Transcription factor analysis. Transcription factor (TF) analysis was performed using ChEA3 (57). Disease-associated, cluster-specific DEG terms were provided as gene queries in 4 independent enrichment runs. Results were ranked based on how consistently the given TFs were found connected to the given gene query in different data libraries, such as ChIP-Seq databases (ENCODE, ReMap), coexpression of TFs with other genes based on processed RNA-Seq data from GTEx and ARCHS4 and, finally, co-occurrence of TFs with other genes by examining gene lists submitted to the tool Enrichr (38, 58, 59).

Data availability. Results for human and mouse scRNA-Seq were uploaded to the National Center of Biotechnology Information Gene Expression Omnibus database (accession number GSE210248).

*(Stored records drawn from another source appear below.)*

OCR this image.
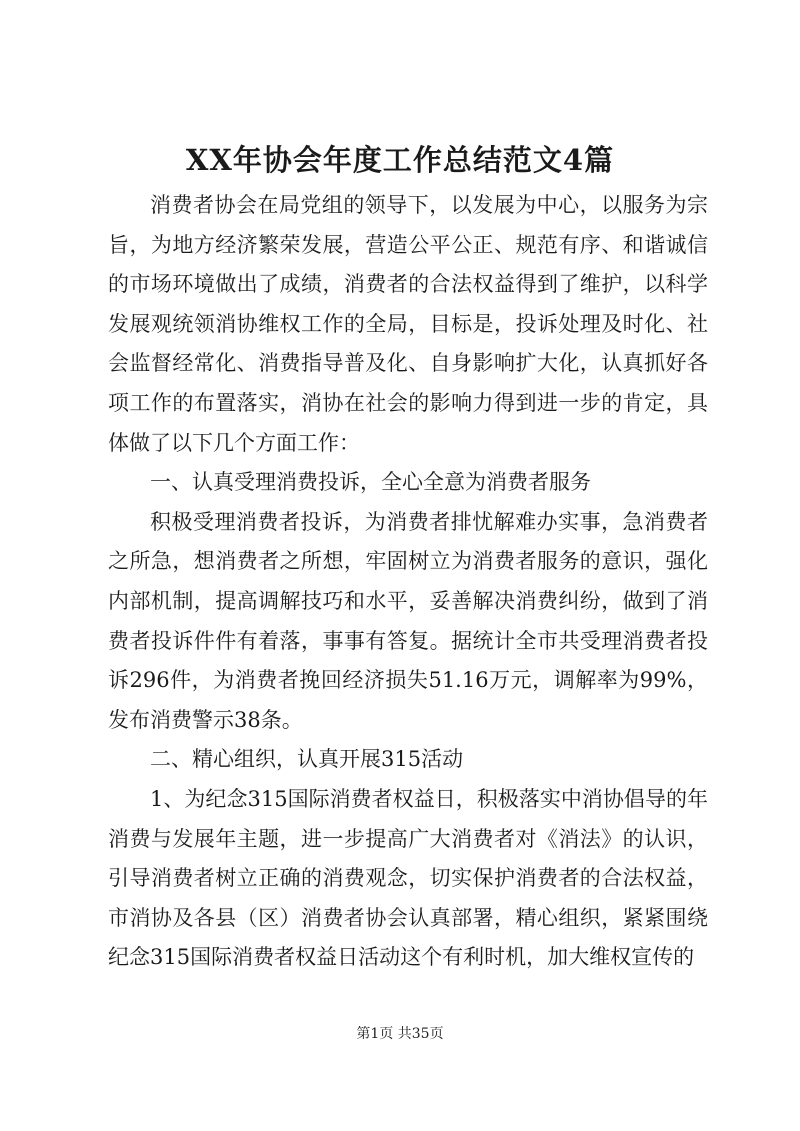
XX年协会年度工作总结范文4篇

消费者协会在局党组的领导下，以发展为中心，以服务为宗旨，为地方经济繁荣发展，营造公平公正、规范有序、和谐诚信的市场环境做出了成绩，消费者的合法权益得到了维护，以科学发展观统领消协维权工作的全局，目标是，投诉处理及时化、社会监督经常化、消费指导普及化、自身影响扩大化，认真抓好各项工作的布置落实，消协在社会的影响力得到进一步的肯定，具体做了以下几个方面工作：

一、认真受理消费投诉，全心全意为消费者服务

积极受理消费者投诉，为消费者排忧解难办实事，急消费者之所急，想消费者之所想，牢固树立为消费者服务的意识，强化内部机制，提高调解技巧和水平，妥善解决消费纠纷，做到了消费者投诉件件有着落，事事有答复。据统计全市共受理消费者投诉296件，为消费者挽回经济损失51.16万元，调解率为99%，发布消费警示38条。

二、精心组织，认真开展315活动

1、为纪念315国际消费者权益日，积极落实中消协倡导的年消费与发展年主题，进一步提高广大消费者对《消法》的认识，引导消费者树立正确的消费观念，切实保护消费者的合法权益，市消协及各县（区）消费者协会认真部署，精心组织，紧紧围绕纪念315国际消费者权益日活动这个有利时机，加大维权宣传的

第1页 共35页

Statistics. Wilcoxon rank sum test was used to identify cluster-specific DEGs via the Seurat package (version 3.6) using the function FindAllMarkers with Bonferroni correction and a threshold of adjusted P value of 0.05 and log₂ fold change of ±0.25. Comparison of DEGs between donor and PAH samples was performed using the FindMarkers function and Wilcoxon rank sum test with Bonferroni correction and a threshold of adjusted P value of 0.05 and log₂ fold change of ±0.25. Cell proportions and SMC populations’ proportions statistical differences between donor and PAH were inferred with the propeller function of the speckle R package. Arcsine transformation was performed prior to assessing statistical significance through 2-tailed t test in each cell type or SMC population, with a P value threshold of 0.05. Significant ligand-receptor interactions were highlighted through permutation test with number of permutations set on 100,000, as suggested by developers. Statistical analysis of significant differences between donor and IPAH staining of MKI67/PCNA were addressed through Wilcoxon rank sum test with a P value threshold of 0.05. Disease-associated DEG analysis between the 4 clusters of SMCs was performed using FindAllMarkers function and Wilcoxon rank sum test with Bonferroni correction and a threshold of adjusted P value of 0.05. Enrichment analysis was performed on Enrichr using Fisher’s exact test followed by Benjamini-Hochberg correction with an adjusted P value threshold of 0.05.

Study approval. Collection of human tissue and clinical data was done in accordance with the Declaration of Helsinki and following patient written informed consent and protocol approval by local institutional review boards (Medical University of Vienna, Vienna, Austria, 976/2010; University of Pennsylvania, Philadelphia, Pennsylvania, USA, PROPEL). Hypoxia exposure and murine organ collection were approved by the institutional review board (University of Pennsylvania, Philadelphia, Pennsylvania, USA, 806345).